Why has software remained so costly? And what happens when coding becomes practically free? Just as the internet prompted an explosion of content by reducing creation costs to near zero, LLMs have sparked a similar software boom by making code accessible to non-technical users. But while LLMs open the floodgates to a tidal wave of new software, we can’t expect all of it to be amazing. In his column in this week’s newsletter, my partner David Peterson shares his thoughts on what we might expect in this new age of software development. You can read the full story at the link in the comment section below. And be sure to subscribe to the newsletter to get exclusive insights into tech, startups, and more in your email every week.

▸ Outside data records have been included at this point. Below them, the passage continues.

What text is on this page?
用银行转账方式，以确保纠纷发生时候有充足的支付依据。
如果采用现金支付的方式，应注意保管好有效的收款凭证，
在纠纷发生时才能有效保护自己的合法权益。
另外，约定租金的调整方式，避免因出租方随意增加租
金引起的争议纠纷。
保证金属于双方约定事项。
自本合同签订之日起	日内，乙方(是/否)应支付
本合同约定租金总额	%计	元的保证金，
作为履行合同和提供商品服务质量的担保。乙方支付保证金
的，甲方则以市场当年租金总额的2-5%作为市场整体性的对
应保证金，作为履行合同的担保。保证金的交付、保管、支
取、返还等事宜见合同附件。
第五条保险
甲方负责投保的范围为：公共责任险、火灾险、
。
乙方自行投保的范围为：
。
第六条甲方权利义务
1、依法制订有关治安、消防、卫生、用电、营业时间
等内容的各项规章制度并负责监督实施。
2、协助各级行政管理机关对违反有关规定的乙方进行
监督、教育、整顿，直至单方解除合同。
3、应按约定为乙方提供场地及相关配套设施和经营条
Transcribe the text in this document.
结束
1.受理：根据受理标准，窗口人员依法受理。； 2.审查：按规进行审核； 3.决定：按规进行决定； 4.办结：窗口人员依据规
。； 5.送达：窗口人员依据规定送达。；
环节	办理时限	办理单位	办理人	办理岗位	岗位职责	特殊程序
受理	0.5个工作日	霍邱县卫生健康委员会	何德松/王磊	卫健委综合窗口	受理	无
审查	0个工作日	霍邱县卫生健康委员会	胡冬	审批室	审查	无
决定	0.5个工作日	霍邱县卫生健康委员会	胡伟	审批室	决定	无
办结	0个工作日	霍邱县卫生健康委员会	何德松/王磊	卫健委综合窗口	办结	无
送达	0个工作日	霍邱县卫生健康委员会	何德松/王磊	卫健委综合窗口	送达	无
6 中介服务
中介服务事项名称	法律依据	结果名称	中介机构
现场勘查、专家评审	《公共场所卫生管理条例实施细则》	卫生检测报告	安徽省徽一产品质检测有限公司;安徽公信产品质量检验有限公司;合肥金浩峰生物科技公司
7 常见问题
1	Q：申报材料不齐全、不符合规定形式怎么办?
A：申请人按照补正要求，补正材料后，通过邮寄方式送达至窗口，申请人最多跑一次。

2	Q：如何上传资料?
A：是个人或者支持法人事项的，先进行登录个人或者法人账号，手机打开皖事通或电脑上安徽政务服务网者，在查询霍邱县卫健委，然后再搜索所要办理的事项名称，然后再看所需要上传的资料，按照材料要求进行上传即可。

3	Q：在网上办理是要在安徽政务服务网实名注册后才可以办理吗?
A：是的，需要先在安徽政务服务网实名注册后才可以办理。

The impact of LLMs on Software development costs will be similar to the shift from on-prem servers to the cloud. Market dynamics will push the LLM price up. Companies will start small and their bill will inflate over time. The big players are brilliant in making that happen. In the end, LLMs as a platform will allow faster and cheaper 0 to 1, enabling more demand, but once these POCs grow, the cost would probably achieve parity with the "old way" of building software. Over time, it will remain to be seen which way of building software will be more financially sustainable. However, my guess that the optimal point would be a hybrid model.
We can look to what spreadsheets made possible for an analogy, but Gen AI is that times 100. Excel is the most popular programming environment in the world, with people (who don't even think of themselves as programmers) building all sorts of apps. A lot of the world runs on those spreadsheet "apps". And for one downstream implication of that look no further than https://eusprig.org/research-info/horror-stories/ or https://www.qashqade.com/insights/the-worst-financial-services-excel-errors-of-all-time There's going to be 10x more lines of code written, and our ability to understand the behavior of that code in production is going to be 10x less. Selfish plug here - production engineering is going to become even more important, and it'll have to be packaged to be as user-friendly as possible. We're working on that artillery.io :)
What will companies do when everyone in their org can and will build software? Sounds like lots of big problems they'll be desperate to solve.
Ahmad Jawabreh any insights here for us?